By 8 de abril de 2025No Comments

Mulher jovem a sorrir, vestida com blazer branco, encostada a uma coluna de pedra num espaço exterior com arquitetura clássica ao fundo.

Desde quando a inteligência artificial (IA) generativa surgiu, muito se especula sobre seus limites. Debates acalorados sobre regulação, novos empregos e o lugar do ser humano tomaram a internet. Entre eles, está a própria relação humano-máquina e se a tecnologia poderia atuar no lugar de terapeutas.

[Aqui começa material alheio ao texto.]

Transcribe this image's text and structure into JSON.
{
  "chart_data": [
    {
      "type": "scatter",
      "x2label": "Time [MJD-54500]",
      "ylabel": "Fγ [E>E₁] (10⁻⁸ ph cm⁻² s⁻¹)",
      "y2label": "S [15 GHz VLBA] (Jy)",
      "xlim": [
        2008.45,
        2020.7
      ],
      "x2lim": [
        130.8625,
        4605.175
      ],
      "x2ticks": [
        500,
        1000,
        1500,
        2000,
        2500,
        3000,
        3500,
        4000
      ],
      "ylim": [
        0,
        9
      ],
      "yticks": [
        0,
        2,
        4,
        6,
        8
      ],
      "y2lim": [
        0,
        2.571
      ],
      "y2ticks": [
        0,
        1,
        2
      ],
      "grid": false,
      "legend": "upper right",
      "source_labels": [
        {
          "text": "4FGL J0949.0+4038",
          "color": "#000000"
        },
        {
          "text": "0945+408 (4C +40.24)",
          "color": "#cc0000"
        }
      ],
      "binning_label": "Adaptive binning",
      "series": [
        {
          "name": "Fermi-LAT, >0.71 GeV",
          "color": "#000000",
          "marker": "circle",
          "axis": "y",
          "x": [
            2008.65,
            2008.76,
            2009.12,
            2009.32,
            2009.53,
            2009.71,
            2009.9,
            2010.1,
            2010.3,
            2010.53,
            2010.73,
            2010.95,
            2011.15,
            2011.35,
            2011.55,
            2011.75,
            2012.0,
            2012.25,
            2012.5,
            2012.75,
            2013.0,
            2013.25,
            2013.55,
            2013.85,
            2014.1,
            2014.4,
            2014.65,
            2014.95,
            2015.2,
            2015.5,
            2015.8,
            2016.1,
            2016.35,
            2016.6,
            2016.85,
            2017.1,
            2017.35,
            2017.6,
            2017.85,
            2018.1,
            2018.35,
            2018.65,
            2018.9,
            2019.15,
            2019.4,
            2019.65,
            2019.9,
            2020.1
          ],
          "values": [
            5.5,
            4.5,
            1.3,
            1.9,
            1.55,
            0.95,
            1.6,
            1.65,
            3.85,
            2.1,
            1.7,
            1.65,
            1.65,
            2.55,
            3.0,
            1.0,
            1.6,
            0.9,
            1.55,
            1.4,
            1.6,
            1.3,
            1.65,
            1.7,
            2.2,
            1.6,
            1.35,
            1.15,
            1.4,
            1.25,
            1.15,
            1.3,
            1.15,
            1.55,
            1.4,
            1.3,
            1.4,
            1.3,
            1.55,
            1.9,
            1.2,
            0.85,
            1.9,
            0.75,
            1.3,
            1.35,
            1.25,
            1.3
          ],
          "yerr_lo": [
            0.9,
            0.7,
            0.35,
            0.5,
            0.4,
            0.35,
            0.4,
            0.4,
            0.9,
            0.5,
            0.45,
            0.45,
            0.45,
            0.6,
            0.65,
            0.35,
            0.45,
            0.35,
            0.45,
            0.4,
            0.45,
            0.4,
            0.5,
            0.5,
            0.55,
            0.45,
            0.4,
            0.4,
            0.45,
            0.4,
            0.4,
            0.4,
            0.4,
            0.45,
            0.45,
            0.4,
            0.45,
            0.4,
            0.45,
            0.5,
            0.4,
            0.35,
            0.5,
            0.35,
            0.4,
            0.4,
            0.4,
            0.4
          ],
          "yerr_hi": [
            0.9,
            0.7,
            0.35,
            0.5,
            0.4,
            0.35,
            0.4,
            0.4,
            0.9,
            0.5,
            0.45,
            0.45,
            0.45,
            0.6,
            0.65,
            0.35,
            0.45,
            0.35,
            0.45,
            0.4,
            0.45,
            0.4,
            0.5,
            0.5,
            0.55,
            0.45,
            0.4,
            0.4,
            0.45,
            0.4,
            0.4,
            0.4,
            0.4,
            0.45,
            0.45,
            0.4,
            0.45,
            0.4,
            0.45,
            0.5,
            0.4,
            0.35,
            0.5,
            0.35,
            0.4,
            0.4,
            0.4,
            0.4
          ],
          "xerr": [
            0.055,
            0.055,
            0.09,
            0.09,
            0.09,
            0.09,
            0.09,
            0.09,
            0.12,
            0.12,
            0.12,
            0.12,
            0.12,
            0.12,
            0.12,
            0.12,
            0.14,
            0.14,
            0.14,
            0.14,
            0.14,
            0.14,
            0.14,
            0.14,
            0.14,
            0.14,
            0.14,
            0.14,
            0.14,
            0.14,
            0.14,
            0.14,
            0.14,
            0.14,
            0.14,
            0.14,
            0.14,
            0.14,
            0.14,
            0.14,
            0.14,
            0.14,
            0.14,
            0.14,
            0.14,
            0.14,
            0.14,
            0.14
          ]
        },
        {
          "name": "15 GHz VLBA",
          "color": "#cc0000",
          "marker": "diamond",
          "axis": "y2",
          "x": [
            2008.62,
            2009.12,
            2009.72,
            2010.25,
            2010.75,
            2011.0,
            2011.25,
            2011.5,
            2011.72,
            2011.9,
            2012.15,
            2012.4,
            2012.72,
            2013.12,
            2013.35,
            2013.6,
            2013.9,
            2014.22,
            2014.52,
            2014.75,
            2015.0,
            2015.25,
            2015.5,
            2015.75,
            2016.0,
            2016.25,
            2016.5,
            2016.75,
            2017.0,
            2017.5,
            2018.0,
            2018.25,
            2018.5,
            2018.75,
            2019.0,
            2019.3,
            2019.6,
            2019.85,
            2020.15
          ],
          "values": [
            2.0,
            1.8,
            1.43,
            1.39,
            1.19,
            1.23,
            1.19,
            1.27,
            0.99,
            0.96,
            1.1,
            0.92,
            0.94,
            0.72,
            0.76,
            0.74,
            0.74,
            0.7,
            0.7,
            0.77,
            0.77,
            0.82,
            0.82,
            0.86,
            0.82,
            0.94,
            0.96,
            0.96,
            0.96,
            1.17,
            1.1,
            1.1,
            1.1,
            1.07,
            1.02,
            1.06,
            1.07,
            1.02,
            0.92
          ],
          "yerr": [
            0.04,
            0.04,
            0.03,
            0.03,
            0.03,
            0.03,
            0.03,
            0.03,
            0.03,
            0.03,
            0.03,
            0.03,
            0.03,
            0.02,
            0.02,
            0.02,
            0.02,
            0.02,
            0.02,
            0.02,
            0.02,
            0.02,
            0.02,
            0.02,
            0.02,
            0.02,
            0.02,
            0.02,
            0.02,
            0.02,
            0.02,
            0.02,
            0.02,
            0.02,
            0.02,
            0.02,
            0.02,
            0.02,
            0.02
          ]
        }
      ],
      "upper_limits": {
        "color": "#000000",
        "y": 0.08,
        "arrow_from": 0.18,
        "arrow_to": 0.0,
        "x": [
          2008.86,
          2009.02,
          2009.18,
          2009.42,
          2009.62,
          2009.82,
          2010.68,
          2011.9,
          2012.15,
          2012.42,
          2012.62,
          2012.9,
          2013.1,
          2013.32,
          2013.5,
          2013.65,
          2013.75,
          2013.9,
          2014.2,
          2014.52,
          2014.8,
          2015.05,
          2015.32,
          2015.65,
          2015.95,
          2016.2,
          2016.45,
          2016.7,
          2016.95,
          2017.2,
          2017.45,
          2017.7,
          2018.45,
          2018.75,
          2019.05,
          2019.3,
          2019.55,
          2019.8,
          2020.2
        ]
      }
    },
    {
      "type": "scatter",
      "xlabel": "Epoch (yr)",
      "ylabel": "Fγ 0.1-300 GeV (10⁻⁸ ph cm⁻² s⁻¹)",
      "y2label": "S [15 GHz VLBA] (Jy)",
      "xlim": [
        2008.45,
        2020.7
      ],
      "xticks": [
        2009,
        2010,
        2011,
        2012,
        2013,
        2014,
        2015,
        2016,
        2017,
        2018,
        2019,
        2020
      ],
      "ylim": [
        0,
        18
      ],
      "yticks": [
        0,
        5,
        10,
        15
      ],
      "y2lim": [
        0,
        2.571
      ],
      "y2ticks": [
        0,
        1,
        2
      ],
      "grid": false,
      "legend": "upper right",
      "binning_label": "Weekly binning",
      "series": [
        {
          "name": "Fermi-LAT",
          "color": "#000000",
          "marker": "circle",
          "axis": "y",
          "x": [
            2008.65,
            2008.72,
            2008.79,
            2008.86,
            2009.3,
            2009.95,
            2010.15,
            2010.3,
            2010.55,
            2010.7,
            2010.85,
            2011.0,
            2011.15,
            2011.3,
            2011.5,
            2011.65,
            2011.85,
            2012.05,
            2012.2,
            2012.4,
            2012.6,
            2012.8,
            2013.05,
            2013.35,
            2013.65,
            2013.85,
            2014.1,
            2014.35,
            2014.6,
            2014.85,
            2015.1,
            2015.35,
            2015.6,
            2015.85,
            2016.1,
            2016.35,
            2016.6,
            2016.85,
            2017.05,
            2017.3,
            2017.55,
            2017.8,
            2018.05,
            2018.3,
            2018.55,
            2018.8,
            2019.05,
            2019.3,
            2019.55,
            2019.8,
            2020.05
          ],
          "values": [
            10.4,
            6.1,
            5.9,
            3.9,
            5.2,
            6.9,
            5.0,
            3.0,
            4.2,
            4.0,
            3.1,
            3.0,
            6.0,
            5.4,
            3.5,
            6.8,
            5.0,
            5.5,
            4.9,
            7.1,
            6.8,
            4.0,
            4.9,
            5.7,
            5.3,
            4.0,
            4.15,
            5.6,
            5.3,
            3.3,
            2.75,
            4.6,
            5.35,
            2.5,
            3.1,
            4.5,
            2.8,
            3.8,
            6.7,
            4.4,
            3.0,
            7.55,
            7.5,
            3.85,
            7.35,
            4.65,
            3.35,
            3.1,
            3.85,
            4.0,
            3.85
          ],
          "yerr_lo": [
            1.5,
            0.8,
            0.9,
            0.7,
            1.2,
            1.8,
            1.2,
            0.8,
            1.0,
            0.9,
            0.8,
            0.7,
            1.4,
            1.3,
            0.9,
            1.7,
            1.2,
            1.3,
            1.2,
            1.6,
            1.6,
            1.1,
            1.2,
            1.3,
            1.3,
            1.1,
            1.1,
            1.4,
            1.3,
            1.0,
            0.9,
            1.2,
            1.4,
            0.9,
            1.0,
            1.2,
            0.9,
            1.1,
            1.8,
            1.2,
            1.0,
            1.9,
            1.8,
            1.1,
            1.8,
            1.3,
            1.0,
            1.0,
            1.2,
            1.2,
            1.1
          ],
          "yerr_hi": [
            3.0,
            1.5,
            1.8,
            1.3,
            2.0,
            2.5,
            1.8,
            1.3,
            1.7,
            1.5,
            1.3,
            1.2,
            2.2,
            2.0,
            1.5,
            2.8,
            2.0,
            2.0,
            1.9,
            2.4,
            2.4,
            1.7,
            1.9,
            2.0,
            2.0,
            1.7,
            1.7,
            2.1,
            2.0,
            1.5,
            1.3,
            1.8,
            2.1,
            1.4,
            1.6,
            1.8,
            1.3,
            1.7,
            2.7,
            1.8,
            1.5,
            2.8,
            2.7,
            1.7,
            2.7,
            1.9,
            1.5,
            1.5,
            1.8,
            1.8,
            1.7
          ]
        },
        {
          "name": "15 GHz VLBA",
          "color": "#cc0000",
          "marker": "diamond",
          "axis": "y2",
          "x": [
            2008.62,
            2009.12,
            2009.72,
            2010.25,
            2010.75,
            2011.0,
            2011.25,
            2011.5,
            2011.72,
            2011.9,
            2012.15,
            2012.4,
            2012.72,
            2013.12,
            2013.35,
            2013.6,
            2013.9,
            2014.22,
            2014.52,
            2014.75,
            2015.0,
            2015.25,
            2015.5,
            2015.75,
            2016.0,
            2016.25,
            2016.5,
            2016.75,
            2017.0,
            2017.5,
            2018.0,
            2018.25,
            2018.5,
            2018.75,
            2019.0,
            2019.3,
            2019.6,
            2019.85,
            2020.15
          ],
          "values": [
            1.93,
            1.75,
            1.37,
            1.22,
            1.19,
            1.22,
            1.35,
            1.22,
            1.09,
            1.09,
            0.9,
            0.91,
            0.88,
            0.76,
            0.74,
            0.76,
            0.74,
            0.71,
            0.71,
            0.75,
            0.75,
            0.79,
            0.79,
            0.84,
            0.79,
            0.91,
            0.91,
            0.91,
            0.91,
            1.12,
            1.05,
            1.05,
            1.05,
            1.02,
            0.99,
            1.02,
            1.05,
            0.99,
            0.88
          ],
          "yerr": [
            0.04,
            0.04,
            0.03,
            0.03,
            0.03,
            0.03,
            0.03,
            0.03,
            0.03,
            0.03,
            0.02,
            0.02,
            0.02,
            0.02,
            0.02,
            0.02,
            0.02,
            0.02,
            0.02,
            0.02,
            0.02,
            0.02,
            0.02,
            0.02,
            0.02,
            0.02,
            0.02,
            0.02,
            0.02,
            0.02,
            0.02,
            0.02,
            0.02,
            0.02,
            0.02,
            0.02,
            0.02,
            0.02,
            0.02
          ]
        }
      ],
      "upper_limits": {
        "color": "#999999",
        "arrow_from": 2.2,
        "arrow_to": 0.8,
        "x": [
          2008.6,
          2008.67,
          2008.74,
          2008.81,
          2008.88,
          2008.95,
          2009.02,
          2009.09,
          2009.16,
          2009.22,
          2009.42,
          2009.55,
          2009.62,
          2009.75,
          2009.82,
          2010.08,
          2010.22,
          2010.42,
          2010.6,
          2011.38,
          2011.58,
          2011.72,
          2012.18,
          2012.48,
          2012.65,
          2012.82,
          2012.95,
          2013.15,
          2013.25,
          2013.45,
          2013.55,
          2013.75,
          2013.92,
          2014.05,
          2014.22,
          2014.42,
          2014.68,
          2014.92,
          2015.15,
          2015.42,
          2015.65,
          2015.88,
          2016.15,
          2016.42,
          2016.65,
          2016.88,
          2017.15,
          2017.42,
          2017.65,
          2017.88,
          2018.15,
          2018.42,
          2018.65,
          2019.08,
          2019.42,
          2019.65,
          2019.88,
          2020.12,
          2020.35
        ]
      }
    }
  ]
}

Ao mesmo tempo, o acesso à profissionais na área de saúde mental segue para poucos e o mundo enfrenta uma epidemia de depressão. De acordo com o relatório de 2023 “Depressão e outros transtornos mentais”, da Organização Mundial da Saúde (OMS), 11,7 milhões de brasileiros sofrem da doença. O País é o segundo maior em casos, ficando atrás apenas dos Estados Unidos.

Em 2024, 472 mil pessoas pediram afastamento no INSS por questões de saúde mental, o maior em pelo menos dez anos. As mais afetadas são as mulheres, que geralmente possuem uma jornada tripla de trabalho.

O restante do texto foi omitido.